O Movimento LETRAS acredita que Timor-Leste enfrenta uma “crise silenciosa” de leitura que ameaça o pensamento crítico e o futuro do país. O grupo aposta num festival literário para transformar hábitos e desafiar o Estado a encarar a literacia como prioridade nacional. Estudantes, professores e ativistas denunciam o desinteresse pela leitura e a falta de políticas públicas eficazes


“O Estado torna-se frágil quando os cidadãos são fracos.” É o alerta lançado pelo Movimento LETRAS, que em setembro organiza a terceira edição do Festival Literário sob o tema “Ler para a Transformação Social”. O evento, gratuito e aberto a toda a comunidade, terá lugar entre 6 e 8 de setembro de 2025 na Fundação Oriente, em Díli, e assinalará o Dia Internacional da Literacia.

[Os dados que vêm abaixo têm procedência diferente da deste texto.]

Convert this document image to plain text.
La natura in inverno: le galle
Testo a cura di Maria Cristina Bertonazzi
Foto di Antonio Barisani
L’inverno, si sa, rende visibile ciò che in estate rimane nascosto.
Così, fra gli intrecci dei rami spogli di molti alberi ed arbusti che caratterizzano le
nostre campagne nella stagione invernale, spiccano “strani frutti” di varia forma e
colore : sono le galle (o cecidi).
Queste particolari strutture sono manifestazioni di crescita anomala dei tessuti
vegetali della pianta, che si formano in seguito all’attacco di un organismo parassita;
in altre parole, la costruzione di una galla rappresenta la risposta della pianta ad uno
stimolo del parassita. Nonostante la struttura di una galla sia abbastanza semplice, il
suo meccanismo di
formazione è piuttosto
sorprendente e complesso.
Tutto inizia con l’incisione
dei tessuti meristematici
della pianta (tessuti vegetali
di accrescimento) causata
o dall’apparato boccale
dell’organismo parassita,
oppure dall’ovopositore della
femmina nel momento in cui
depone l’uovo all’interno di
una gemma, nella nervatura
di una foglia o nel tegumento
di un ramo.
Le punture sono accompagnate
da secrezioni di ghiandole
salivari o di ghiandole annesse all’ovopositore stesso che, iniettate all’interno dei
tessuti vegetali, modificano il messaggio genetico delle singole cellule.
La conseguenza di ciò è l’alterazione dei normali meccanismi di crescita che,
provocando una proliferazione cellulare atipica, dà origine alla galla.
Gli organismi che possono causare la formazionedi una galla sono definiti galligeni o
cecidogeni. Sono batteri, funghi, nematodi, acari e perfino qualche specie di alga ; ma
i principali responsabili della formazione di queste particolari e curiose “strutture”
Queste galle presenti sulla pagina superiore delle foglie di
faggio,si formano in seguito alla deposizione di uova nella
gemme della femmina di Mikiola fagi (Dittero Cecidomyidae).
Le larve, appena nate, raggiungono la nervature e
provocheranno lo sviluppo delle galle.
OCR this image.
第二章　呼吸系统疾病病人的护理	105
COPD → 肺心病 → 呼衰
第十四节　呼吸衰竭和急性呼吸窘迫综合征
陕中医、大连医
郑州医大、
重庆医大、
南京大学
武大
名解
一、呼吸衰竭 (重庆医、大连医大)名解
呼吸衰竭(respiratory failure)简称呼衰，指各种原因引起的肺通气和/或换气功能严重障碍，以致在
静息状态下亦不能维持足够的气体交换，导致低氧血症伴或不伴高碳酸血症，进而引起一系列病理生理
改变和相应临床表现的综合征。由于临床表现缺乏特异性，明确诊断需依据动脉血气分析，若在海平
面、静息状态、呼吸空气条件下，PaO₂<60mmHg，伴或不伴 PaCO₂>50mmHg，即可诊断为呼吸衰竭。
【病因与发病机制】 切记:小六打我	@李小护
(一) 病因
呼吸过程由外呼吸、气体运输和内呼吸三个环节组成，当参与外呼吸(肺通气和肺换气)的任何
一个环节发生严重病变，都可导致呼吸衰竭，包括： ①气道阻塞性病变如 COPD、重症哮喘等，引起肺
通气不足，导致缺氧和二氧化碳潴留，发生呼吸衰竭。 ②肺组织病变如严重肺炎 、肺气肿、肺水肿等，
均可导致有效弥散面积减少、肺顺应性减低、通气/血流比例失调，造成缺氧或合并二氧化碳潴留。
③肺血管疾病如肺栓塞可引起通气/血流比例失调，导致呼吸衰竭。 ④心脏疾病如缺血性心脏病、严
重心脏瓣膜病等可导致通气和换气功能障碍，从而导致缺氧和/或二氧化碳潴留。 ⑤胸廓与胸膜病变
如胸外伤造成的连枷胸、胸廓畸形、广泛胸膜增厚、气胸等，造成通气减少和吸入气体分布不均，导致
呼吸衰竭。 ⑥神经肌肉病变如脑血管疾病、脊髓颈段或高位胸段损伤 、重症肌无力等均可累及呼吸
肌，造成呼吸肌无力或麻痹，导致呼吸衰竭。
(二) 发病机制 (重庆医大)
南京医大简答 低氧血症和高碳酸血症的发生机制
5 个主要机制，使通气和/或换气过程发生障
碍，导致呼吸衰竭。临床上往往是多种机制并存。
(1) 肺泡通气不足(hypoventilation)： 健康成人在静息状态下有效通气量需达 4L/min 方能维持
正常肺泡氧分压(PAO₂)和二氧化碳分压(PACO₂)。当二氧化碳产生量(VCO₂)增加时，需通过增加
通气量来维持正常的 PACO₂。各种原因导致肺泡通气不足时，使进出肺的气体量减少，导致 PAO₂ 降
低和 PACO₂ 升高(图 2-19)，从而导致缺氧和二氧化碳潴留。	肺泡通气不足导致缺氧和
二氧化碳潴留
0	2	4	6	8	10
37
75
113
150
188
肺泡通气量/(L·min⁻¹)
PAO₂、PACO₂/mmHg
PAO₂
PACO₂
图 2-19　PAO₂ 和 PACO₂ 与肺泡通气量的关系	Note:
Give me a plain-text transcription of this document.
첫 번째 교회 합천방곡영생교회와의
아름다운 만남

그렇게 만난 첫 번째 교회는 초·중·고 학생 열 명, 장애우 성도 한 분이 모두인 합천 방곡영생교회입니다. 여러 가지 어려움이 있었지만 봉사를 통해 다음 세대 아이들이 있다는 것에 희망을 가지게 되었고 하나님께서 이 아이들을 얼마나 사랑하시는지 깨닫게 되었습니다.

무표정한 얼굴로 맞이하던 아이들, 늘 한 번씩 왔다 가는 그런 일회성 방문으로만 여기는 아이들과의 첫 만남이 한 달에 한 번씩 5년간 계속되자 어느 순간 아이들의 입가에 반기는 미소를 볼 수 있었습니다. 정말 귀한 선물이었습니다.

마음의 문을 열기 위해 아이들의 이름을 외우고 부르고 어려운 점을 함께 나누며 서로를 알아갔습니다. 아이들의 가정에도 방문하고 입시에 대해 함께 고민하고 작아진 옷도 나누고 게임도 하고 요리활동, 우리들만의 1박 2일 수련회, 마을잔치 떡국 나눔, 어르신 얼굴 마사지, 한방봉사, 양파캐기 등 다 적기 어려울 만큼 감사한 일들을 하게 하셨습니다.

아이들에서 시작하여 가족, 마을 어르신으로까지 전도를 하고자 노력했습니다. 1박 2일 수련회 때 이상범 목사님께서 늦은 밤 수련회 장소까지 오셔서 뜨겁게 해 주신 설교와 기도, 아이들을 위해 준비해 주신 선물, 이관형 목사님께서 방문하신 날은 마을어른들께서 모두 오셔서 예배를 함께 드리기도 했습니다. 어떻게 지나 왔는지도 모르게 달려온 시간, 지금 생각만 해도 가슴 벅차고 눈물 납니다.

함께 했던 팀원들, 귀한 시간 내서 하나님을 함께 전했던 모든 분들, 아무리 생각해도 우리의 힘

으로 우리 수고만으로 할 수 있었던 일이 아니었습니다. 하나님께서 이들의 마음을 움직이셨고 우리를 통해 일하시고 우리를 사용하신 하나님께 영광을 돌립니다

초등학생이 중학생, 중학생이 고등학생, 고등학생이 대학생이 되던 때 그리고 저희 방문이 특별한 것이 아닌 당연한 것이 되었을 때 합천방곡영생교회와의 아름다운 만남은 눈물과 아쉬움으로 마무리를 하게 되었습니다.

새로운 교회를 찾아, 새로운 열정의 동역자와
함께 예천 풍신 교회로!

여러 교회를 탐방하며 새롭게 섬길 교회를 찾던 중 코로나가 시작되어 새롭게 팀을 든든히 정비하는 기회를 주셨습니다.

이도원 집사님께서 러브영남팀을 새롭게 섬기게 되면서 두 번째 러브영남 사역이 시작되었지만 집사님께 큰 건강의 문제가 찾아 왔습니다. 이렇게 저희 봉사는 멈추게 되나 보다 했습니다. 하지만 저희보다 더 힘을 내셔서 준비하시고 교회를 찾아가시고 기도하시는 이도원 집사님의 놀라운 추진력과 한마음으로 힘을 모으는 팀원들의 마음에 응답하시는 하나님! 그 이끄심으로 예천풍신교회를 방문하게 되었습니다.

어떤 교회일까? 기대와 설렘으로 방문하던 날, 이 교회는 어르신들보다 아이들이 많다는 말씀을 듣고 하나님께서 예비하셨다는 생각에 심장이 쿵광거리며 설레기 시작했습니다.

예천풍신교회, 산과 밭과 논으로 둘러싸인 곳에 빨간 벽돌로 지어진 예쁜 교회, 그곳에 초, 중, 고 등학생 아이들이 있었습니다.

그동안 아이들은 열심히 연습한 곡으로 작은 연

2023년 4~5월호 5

Apesar de uma parte significativa da população timorense saber ler e escrever, o LETRAS considera que o hábito da leitura em Timor-Leste está numa situação “profundamente preocupante”, sobretudo entre a comunidade académica. Esta fragilidade, sublinha o movimento, afeta diretamente a capacidade crítica das pessoas de analisar textos, refletir sobre os acontecimentos e tomar decisões conscientes no dia a dia.

A docente de Didática da Literatura da Universidade Nacional Timor Lorosa’e (UNTL), Maria da Cunha, confirma a tendência. Para a professora, o problema não é a falta de recursos, mas a ausência de uma verdadeira cultura de leitura. “Concordo com a avaliação de que a comunidade académica lê pouco. Isso é algo que observo e experiencio diariamente com os meus próprios alunos”, afirmou.

Apesar de propor leituras e trabalhos, poucos alunos cumprem as tarefas. “Entre dez estudantes, às vezes, apenas um ou dois leem os textos. Os restantes não mostram progressos”, lamentou a docente, acrescentando que o uso excessivo das tecnologias e dos telemóveis é uma das principais razões do desinteresse. “Hoje, até crianças andam com o telemóvel na mão. Os jovens preferem estar online a ler”, criticou.

A docente sublinhou que as bibliotecas estão acessíveis e muitos textos são distribuídos em formato digital, mas, mesmo com estas facilidades, o desinteresse persiste. Segundo a professora, a falta de leitura afeta diretamente o desenvolvimento do pensamento crítico, o enriquecimento do vocabulário e o domínio da língua. “O contacto com o professor não é suficiente para adquirir conhecimentos profundos nas áreas filosófica, científica, pedagógica, literária, social e cultural”, explicou.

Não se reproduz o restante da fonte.